Investment

Details

Screening Program
Project Completed
Please click to see the final report.
  • RFP Year
    2018
  • Awarded Amount
    $150,000
  • Disease
    Malaria
  • Intervention
    Drug
  • Development Stage
    Hit Identification
  • Collaboration Partners
    University of Tokyo ,  Medicines for Malaria Venture (MMV)

Final Report

1. Project objective

This project aimed to screen approximately 200,000 compounds from the Drug Discovery Initiative (DDI) library, The University of Tokyo, against the asexual blood stage of Plasmodium falciparum. The goal of the project was to identify candidate compounds for further profiling needed for hit-to-lead development.
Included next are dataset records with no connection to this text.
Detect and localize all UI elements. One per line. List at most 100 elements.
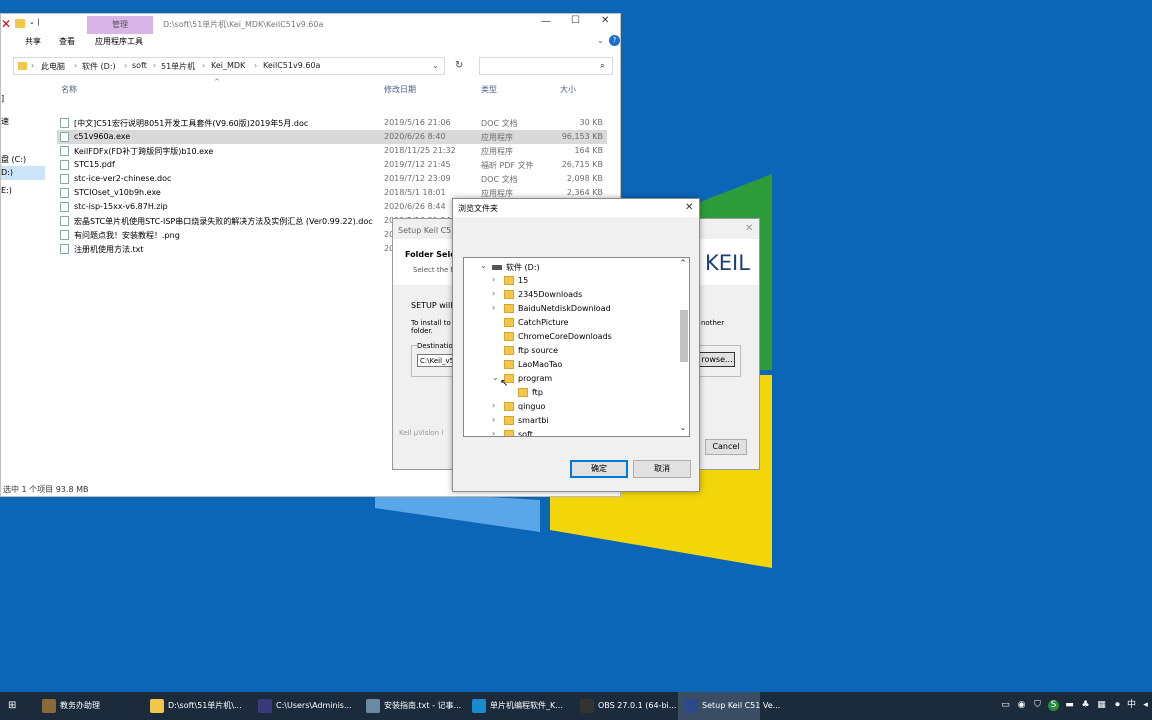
breadcrumb-soft[interactable]: soft	[132, 61, 147, 70]
app-icon	[42, 699, 56, 713]
breadcrumb-keilc51[interactable]: KeilC51v9.60a	[263, 61, 320, 70]
expand-chevron-icon[interactable]: ›	[492, 303, 495, 312]
address-dropdown-icon[interactable]: ⌄	[432, 61, 439, 70]
tree-item-drive-d[interactable]: ⌄ 软件 (D:)	[480, 260, 670, 274]
expand-chevron-icon[interactable]: ›	[492, 429, 495, 436]
breadcrumb-sep-icon[interactable]: ›	[31, 61, 34, 70]
ime-indicator[interactable]: 中	[1126, 700, 1137, 711]
tree-item[interactable]: LaoMaoTao	[492, 358, 672, 372]
expand-chevron-icon[interactable]: ›	[492, 289, 495, 298]
nav-item-drive-d-selected[interactable]: D:)	[1, 166, 45, 180]
expand-chevron-icon[interactable]: ›	[492, 275, 495, 284]
nav-item-drive-c[interactable]: 盘 (C:)	[1, 154, 26, 165]
breadcrumb-drive-d[interactable]: 软件 (D:)	[82, 61, 116, 72]
address-bar[interactable]: › 此电脑 › 软件 (D:) › soft › 51单片机 › Kei_MDK…	[13, 57, 445, 75]
tray-icon[interactable]: ♣	[1080, 700, 1091, 711]
close-icon[interactable]: ✕	[601, 15, 609, 26]
microphone-icon[interactable]: ⏺	[1112, 700, 1123, 711]
breadcrumb-this-pc[interactable]: 此电脑	[41, 61, 65, 72]
nav-item[interactable]: ]	[1, 94, 4, 103]
tree-item[interactable]: ftp source	[492, 344, 672, 358]
column-header-size[interactable]: 大小	[560, 84, 576, 95]
refresh-icon[interactable]: ↻	[455, 60, 463, 71]
tree-item[interactable]: CatchPicture	[492, 316, 672, 330]
close-red-icon[interactable]: ✕	[1, 17, 11, 31]
table-row[interactable]: KeilFDFx(FD补丁跨版同字版)b10.exe 2018/11/25 21:…	[57, 144, 607, 158]
expand-chevron-icon[interactable]: ›	[492, 401, 495, 410]
app-icon	[472, 699, 486, 713]
expand-chevron-icon[interactable]: ›	[492, 415, 495, 424]
tray-icon[interactable]: ▭	[1000, 700, 1011, 711]
scroll-down-icon[interactable]: ⌄	[680, 424, 686, 432]
tree-item[interactable]: › BaiduNetdiskDownload	[492, 302, 672, 316]
breadcrumb-sep-icon[interactable]: ›	[153, 61, 156, 70]
folder-icon	[504, 290, 514, 299]
browse-button[interactable]: rowse...	[699, 352, 735, 367]
notification-badge-icon[interactable]: S	[1048, 700, 1059, 711]
tree-item[interactable]: › 2345Downloads	[492, 288, 672, 302]
taskbar-item[interactable]: 单片机编程软件_K...	[466, 692, 570, 720]
nav-item[interactable]: 速	[1, 116, 9, 127]
search-input[interactable]: ⌕	[479, 57, 613, 75]
folder-tray-icon[interactable]: ▬	[1064, 700, 1075, 711]
column-header-name[interactable]: 名称	[61, 84, 77, 95]
tree-item[interactable]: › soft	[492, 428, 672, 436]
cancel-button[interactable]: 取消	[633, 460, 691, 478]
tree-item[interactable]: › qinguo	[492, 400, 672, 414]
file-name: 注册机使用方法.txt	[74, 245, 144, 254]
tab-share[interactable]: 共享	[25, 36, 41, 47]
column-header-date[interactable]: 修改日期	[384, 84, 416, 95]
breadcrumb-kei-mdk[interactable]: Kei_MDK	[211, 61, 245, 70]
breadcrumb-51mcu[interactable]: 51单片机	[161, 61, 195, 72]
tree-item[interactable]: ChromeCoreDownloads	[492, 330, 672, 344]
tab-view[interactable]: 查看	[59, 36, 75, 47]
column-header-type[interactable]: 类型	[481, 84, 497, 95]
tab-app-tools[interactable]: 应用程序工具	[95, 36, 143, 47]
taskbar-item[interactable]: Setup Keil C51 Ve...	[678, 692, 780, 720]
tray-icon[interactable]: ⛉	[1032, 700, 1043, 711]
scroll-thumb[interactable]	[680, 310, 688, 362]
breadcrumb-sep-icon[interactable]: ›	[202, 61, 205, 70]
volume-icon[interactable]: ◂	[1140, 700, 1151, 711]
table-row[interactable]: c51v960a.exe 2020/6/26 8:40 应用程序 96,153 KB	[57, 130, 607, 144]
tray-icon[interactable]: ◉	[1016, 700, 1027, 711]
tree-item[interactable]: › 15	[492, 274, 672, 288]
collapse-chevron-icon[interactable]: ⌄	[480, 261, 487, 270]
explorer-titlebar: ✕ ⌄ | 管理 D:\soft\51单片机\Kei_MDK\KeilC51v9…	[1, 14, 620, 34]
task-view-icon[interactable]: ⊞	[8, 700, 16, 711]
manage-ribbon-tab[interactable]: 管理	[87, 16, 153, 34]
ok-button[interactable]: 确定	[570, 460, 628, 478]
breadcrumb-sep-icon[interactable]: ›	[74, 61, 77, 70]
file-icon	[60, 202, 69, 212]
breadcrumb-sep-icon[interactable]: ›	[254, 61, 257, 70]
network-icon[interactable]: ▦	[1096, 700, 1107, 711]
dialog-close-icon[interactable]: ✕	[685, 202, 693, 213]
table-row[interactable]: stc-ice-ver2-chinese.doc 2019/7/12 23:09 D…	[57, 172, 607, 186]
taskbar-item[interactable]: 教务办助理	[36, 692, 140, 720]
setup-close-icon[interactable]: ✕	[745, 223, 753, 234]
help-icon[interactable]: ?	[609, 35, 620, 46]
quick-access-dropdown-icon[interactable]: ⌄ |	[29, 18, 39, 26]
maximize-icon[interactable]: ☐	[571, 15, 580, 26]
nav-item-drive-e[interactable]: E:)	[1, 186, 12, 195]
tree-item[interactable]: ftp	[506, 386, 686, 400]
setup-cancel-button[interactable]: Cancel	[705, 439, 747, 455]
breadcrumb-sep-icon[interactable]: ›	[124, 61, 127, 70]
tree-item[interactable]: › smartbi	[492, 414, 672, 428]
ribbon-expand-icon[interactable]: ⌄	[597, 36, 604, 45]
table-row[interactable]: STC15.pdf 2019/7/12 21:45 福昕 PDF 文件 26,715 …	[57, 158, 607, 172]
taskbar-item[interactable]: C:\Users\Adminis...	[252, 692, 356, 720]
taskbar-item[interactable]: D:\soft\51单片机\...	[144, 692, 248, 720]
taskbar-item[interactable]: 安装指南.txt - 记事...	[360, 692, 464, 720]
app-icon	[258, 699, 272, 713]
scroll-up-icon[interactable]: ^	[680, 259, 686, 267]
folder-tree[interactable]: ⌄ 软件 (D:) › 15 › 2345Downloads › BaiduNetdisk…	[463, 257, 690, 437]
expand-chevron-icon[interactable]: ⌄	[492, 373, 499, 382]
taskbar-item[interactable]: OBS 27.0.1 (64-bi...	[574, 692, 676, 720]
tree-scrollbar[interactable]: ^ ⌄	[678, 258, 689, 436]
folder-icon	[518, 388, 528, 397]
destination-path-field[interactable]: C:\Keil_v5	[417, 354, 457, 367]
table-row[interactable]: [中文]C51宏行说明8051开发工具套件(V9.60版)2019年5月.doc…	[57, 116, 607, 130]
minimize-icon[interactable]: —	[541, 16, 551, 27]
tree-item[interactable]: ⌄ program	[492, 372, 672, 386]
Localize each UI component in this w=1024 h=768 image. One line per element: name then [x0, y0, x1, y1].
The ultimate long-term goal is to deliver new antimalarial drugs with new chemical scaffold and the mechanism of action.

 

2. Project design

Screening of the DDI library was conducted in six phases. The primary screening was carried out against the blood stage of P. falciparum 3D7 drug-sensitive strain, based on the measurement of its lactate dehydrogenase (LDH) activity at a single final concentration (2 mM) of the compounds. This was followed by a secondary screening (SYBR Green) in order to eliminate false positive hits. For the tertiary screening, the remaining hits were tested against yeast dihydroorotate dehydrogenase (y-DHODH)-overexpressing 3D7 strain to exclude compounds targeting the mitochondrial electron transport chain. As a quaternary screening, Dd2 chloroquine and sulfadoxine-resistant strain was used. To further narrow down the quaternary hits, evaluation of structural novelty was performed by searching the hits against the malaria drug fragments of known anti-malarials and the Medicine of Malaria Venture (MMV) database. Finally, selectivity and safety were evaluated using human liver cancer line (HepG2). The whole screening was carried out at The University of Tokyo, whereas structure-related analyses were conducted by MMV.

 

3. Results, lessons learned

We successfully completed the screening of over 200,000 DDI compounds and identified hits that showed good potency against the asexual blood stage of Plasmodium falciparum. We selected compounds that have IC50 < 2 mM in 3D7 strain, inhibited 70% growth of y-DHODH overexpressing strain and Dd2 strain at 2 mM. After removing compounds that contain fragments from the known antimalarials or those with similarity score higher than 0.7 with the MMV database, 105 compounds were selected. Furthermore, the compounds showing the selectivity index (the ratio of the IC50 value against HepG2 cells over the IC50 value against 3D7) of <10 were removed, a total of 82 hit compounds were finally selected. Further profiling of the physicochemical properties (lipophilicity, physiological solubility), ADME analysis, hit deconvolution using a resistant panel, are needed to prioritize compounds for further exploitation in the hit-to-lead development. During and after the project completion, such profiling was conducted to identify 12 hits that show reasonable physicochemical properties, initial ADME have a good probability to be further developed as hit-to-lead candidates in the R&D pipeline.